BANGKOK, April 20, 2011 (AFP) - Thailand's central bank raised its official interest rate Wednesday for the sixth time in less than a year in an attempt to contain inflation.
The Monetary Policy Committee (MPC) voted six to one to increase the official cost of borrowing to 2.75 percent, up from 2.50 percent previously, and said in a statement it was ready to take further action if needed.
The central Bank of Thailand has lifted its key rate by a total of 150 basis points since July 2010.
The latest move came just hours after official figures showed exports jumped almost 31 percent in March from a year earlier, hitting an all-time high in a boost to the economy's recovery from a soft patch in mid-2010.
"The Thai economy continued to expand well in the first quarter, supported by internal and external demand," the bank's assistant governor Paiboon Kittisrikangwan said in a statement.

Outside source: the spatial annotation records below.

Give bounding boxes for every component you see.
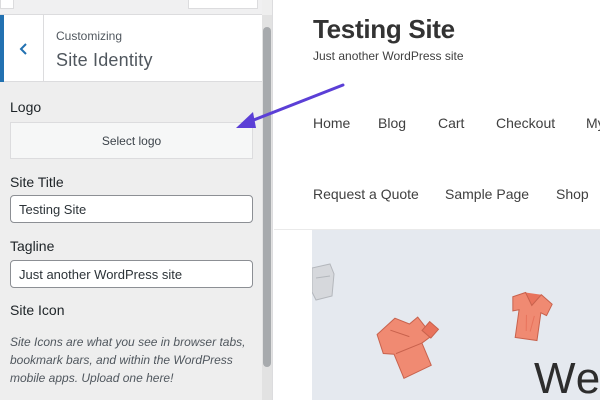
scrollbar-thumb[interactable] — [263, 27, 271, 367]
preview-site-title[interactable]: Testing Site — [313, 14, 455, 45]
site-icon-description: Site Icons are what you see in browser t… — [10, 335, 246, 385]
grey-shirt-illustration — [312, 263, 335, 301]
customizer-top-bar — [0, 0, 262, 15]
chevron-left-icon — [19, 42, 27, 55]
site-icon-label: Site Icon — [10, 302, 65, 318]
menu-item-checkout[interactable]: Checkout — [496, 115, 555, 131]
site-preview: Testing Site Just another WordPress site… — [274, 0, 600, 400]
tagline-input[interactable] — [10, 260, 253, 288]
section-title: Site Identity — [56, 50, 153, 70]
select-logo-button[interactable]: Select logo — [10, 122, 253, 159]
menu-item-cart[interactable]: Cart — [438, 115, 464, 131]
section-header: Customizing Site Identity — [0, 15, 262, 82]
hero-heading: We — [534, 354, 600, 400]
customizer-panel: Customizing Site Identity Logo Select lo… — [0, 0, 273, 400]
shirt-illustration — [512, 291, 553, 342]
site-title-input[interactable] — [10, 195, 253, 223]
menu-item-home[interactable]: Home — [313, 115, 350, 131]
preview-tagline: Just another WordPress site — [313, 49, 464, 63]
menu-item-blog[interactable]: Blog — [378, 115, 406, 131]
menu-item-shop[interactable]: Shop — [556, 186, 589, 202]
logo-label: Logo — [10, 99, 42, 115]
top-bar-segment — [0, 0, 14, 9]
top-bar-segment — [188, 0, 258, 9]
back-button[interactable] — [0, 15, 44, 82]
breadcrumb: Customizing — [56, 29, 123, 43]
tumbling-shirt-illustration — [376, 316, 440, 380]
menu-item-request-a-quote[interactable]: Request a Quote — [313, 186, 419, 202]
scrollbar[interactable] — [262, 15, 272, 400]
site-title-label: Site Title — [10, 174, 64, 190]
hero-banner: We — [312, 230, 600, 400]
menu-item-my-account[interactable]: My — [586, 115, 600, 131]
tagline-label: Tagline — [10, 238, 55, 254]
menu-item-sample-page[interactable]: Sample Page — [445, 186, 529, 202]
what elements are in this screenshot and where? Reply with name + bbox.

A slowdown in the production and export of automobiles and electronics was expected as a result of Japan's devastating earthquake and tsunami, but at the same time the impact of the flood in southern Thailand was limited, he said.
"Going forward, the Thai economy is expected to maintain its growth momentum," Paiboon predicted.

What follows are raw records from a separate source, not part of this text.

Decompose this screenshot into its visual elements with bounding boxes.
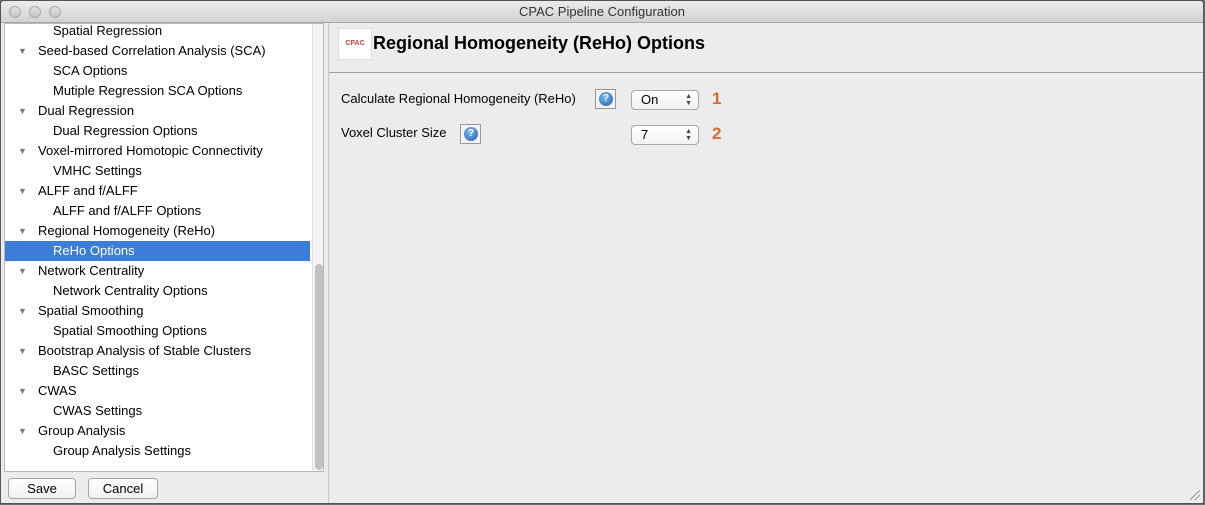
tree-item-label: Mutiple Regression SCA Options — [53, 83, 243, 98]
tree-item[interactable]: Network Centrality Options — [5, 281, 310, 301]
tree-item-label: Network Centrality Options — [53, 283, 208, 298]
tree-item-label: Spatial Smoothing Options — [53, 323, 207, 338]
disclosure-triangle-icon[interactable]: ▼ — [18, 181, 27, 201]
tree-group[interactable]: ▼ CWAS — [5, 381, 310, 401]
tree-item-label: SCA Options — [53, 63, 128, 78]
tree-item-label: ALFF and f/ALFF Options — [53, 203, 202, 218]
tree-item-label: ReHo Options — [53, 243, 135, 258]
tree-item-label: CWAS Settings — [53, 403, 143, 418]
tree-item[interactable]: SCA Options — [5, 61, 310, 81]
cluster-size-value: 7 — [641, 127, 649, 142]
stepper-arrows-icon: ▲ ▼ — [685, 128, 692, 142]
tree-group[interactable]: ▼ ALFF and f/ALFF — [5, 181, 310, 201]
page-title: Regional Homogeneity (ReHo) Options — [373, 33, 706, 53]
disclosure-triangle-icon[interactable]: ▼ — [18, 221, 27, 241]
disclosure-triangle-icon[interactable]: ▼ — [18, 101, 27, 121]
help-icon: ? — [599, 92, 613, 106]
help-button-cluster[interactable]: ? — [460, 124, 481, 144]
disclosure-triangle-icon[interactable]: ▼ — [18, 301, 27, 321]
cancel-button[interactable]: Cancel — [88, 478, 158, 499]
tree-item-label: VMHC Settings — [53, 163, 142, 178]
tree-item-label: Dual Regression Options — [53, 123, 198, 138]
tree-group[interactable]: ▼ Spatial Smoothing — [5, 301, 310, 321]
tree-item[interactable]: ReHo Options — [5, 241, 310, 261]
tree-scrollbar[interactable] — [312, 24, 323, 471]
tree-group[interactable]: ▼ Regional Homogeneity (ReHo) — [5, 221, 310, 241]
window-title: CPAC Pipeline Configuration — [519, 4, 685, 19]
tree-item-label: Regional Homogeneity (ReHo) — [38, 223, 216, 238]
stepper-arrows-icon: ▲ ▼ — [685, 93, 692, 107]
tree-item[interactable]: Spatial Regression — [5, 23, 310, 41]
tree-group[interactable]: ▼ Group Analysis — [5, 421, 310, 441]
tree-item[interactable]: VMHC Settings — [5, 161, 310, 181]
reho-select[interactable]: On ▲ ▼ — [631, 90, 699, 110]
tree-item-label: Group Analysis Settings — [53, 443, 192, 458]
resize-grip[interactable] — [1190, 490, 1200, 500]
disclosure-triangle-icon[interactable]: ▼ — [18, 341, 27, 361]
annotation-2: 2 — [712, 124, 722, 143]
window: CPAC Pipeline Configuration Group Analys… — [0, 0, 1204, 504]
options-panel: CPAC Regional Homogeneity (ReHo) Options… — [328, 23, 1203, 503]
tree-item-label: Group Analysis — [38, 423, 126, 438]
tree-item[interactable]: CWAS Settings — [5, 401, 310, 421]
tree-item-label: Dual Regression — [38, 103, 135, 118]
minimize-window-button[interactable] — [29, 6, 41, 18]
annotation-1: 1 — [712, 89, 722, 108]
tree-item-label: Seed-based Correlation Analysis (SCA) — [38, 43, 266, 58]
tree-item-label: CWAS — [38, 383, 77, 398]
reho-value: On — [641, 92, 659, 107]
cluster-size-label: Voxel Cluster Size — [341, 125, 447, 140]
cpac-logo: CPAC — [338, 28, 372, 60]
tree-item[interactable]: Dual Regression Options — [5, 121, 310, 141]
tree-group[interactable]: ▼ Network Centrality — [5, 261, 310, 281]
tree-group[interactable]: ▼ Voxel-mirrored Homotopic Connectivity — [5, 141, 310, 161]
disclosure-triangle-icon[interactable]: ▼ — [18, 261, 27, 281]
tree-item-label: BASC Settings — [53, 363, 139, 378]
cluster-size-select[interactable]: 7 ▲ ▼ — [631, 125, 699, 145]
divider — [329, 72, 1203, 73]
tree-item-label: Network Centrality — [38, 263, 145, 278]
tree-item-label: Spatial Regression — [53, 23, 163, 38]
title-bar: CPAC Pipeline Configuration — [1, 1, 1203, 23]
tree-item[interactable]: Spatial Smoothing Options — [5, 321, 310, 341]
disclosure-triangle-icon[interactable]: ▼ — [18, 141, 27, 161]
reho-label: Calculate Regional Homogeneity (ReHo) — [341, 91, 576, 106]
tree-item-label: Bootstrap Analysis of Stable Clusters — [38, 343, 252, 358]
navigation-tree: Group Analysis Settings ▼ Group Analysis CW… — [4, 23, 324, 472]
tree-item-label: ALFF and f/ALFF — [38, 183, 138, 198]
tree-item[interactable]: Mutiple Regression SCA Options — [5, 81, 310, 101]
save-button[interactable]: Save — [8, 478, 76, 499]
help-icon: ? — [464, 127, 478, 141]
close-window-button[interactable] — [9, 6, 21, 18]
tree-item-label: Voxel-mirrored Homotopic Connectivity — [38, 143, 263, 158]
tree-group[interactable]: ▼ Seed-based Correlation Analysis (SCA) — [5, 41, 310, 61]
disclosure-triangle-icon[interactable]: ▼ — [18, 421, 27, 441]
tree-item[interactable]: Group Analysis Settings — [5, 441, 310, 461]
tree-item[interactable]: BASC Settings — [5, 361, 310, 381]
tree-group[interactable]: ▼ Dual Regression — [5, 101, 310, 121]
tree-item[interactable]: ALFF and f/ALFF Options — [5, 201, 310, 221]
zoom-window-button[interactable] — [49, 6, 61, 18]
scrollbar-thumb[interactable] — [315, 264, 323, 470]
tree-item-label: Spatial Smoothing — [38, 303, 144, 318]
disclosure-triangle-icon[interactable]: ▼ — [18, 41, 27, 61]
disclosure-triangle-icon[interactable]: ▼ — [18, 381, 27, 401]
help-button-reho[interactable]: ? — [595, 89, 616, 109]
tree-group[interactable]: ▼ Bootstrap Analysis of Stable Clusters — [5, 341, 310, 361]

Stubbornly high oil and commodity prices, coupled with the gradual end of official measures to control prices, would add to inflationary pressures, he said.
Thailand's consumer price inflation accelerated to 3.14 percent in March, from 2.87 percent in February, the government reported earlier this month.

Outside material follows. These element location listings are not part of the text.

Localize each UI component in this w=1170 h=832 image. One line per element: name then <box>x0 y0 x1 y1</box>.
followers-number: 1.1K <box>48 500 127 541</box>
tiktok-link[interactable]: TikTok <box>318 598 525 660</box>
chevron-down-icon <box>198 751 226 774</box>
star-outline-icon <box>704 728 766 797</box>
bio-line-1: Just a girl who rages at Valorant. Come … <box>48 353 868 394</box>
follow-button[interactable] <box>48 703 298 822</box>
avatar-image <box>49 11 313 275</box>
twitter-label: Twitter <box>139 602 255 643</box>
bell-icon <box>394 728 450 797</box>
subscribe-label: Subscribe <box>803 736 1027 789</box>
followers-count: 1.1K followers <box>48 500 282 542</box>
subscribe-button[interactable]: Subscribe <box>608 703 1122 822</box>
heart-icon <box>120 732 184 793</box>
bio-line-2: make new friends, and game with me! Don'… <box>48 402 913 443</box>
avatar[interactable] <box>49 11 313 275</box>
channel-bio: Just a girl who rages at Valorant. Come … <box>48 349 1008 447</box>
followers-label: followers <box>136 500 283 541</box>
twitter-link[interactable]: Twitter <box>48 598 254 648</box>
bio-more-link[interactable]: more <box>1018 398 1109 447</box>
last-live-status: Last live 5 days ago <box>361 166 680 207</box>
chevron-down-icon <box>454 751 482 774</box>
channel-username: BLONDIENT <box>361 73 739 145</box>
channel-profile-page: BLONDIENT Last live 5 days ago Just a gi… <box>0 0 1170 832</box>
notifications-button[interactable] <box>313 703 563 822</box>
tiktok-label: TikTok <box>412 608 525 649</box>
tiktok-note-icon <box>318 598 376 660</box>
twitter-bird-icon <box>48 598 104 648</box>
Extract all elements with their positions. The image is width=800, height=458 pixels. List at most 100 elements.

The Commerce Ministry said Wednesday that the value of Thai exports surged to $21.3 billion in March, up from $16.2 billion in the same month of 2010, helped by strong overseas demand for products such as rice and rubber.
The strong performance eased worries that Thai exports would suffer from the impact of the March 11 quake-tsunami in Japan.
Thailand posted a March trade surplus of $1.8 billion, slightly higher than the previous month.
The Thai economy returned to growth in the fourth quarter of 2010, snapping out of a brief technical recession on the back of solid exports and private consumption.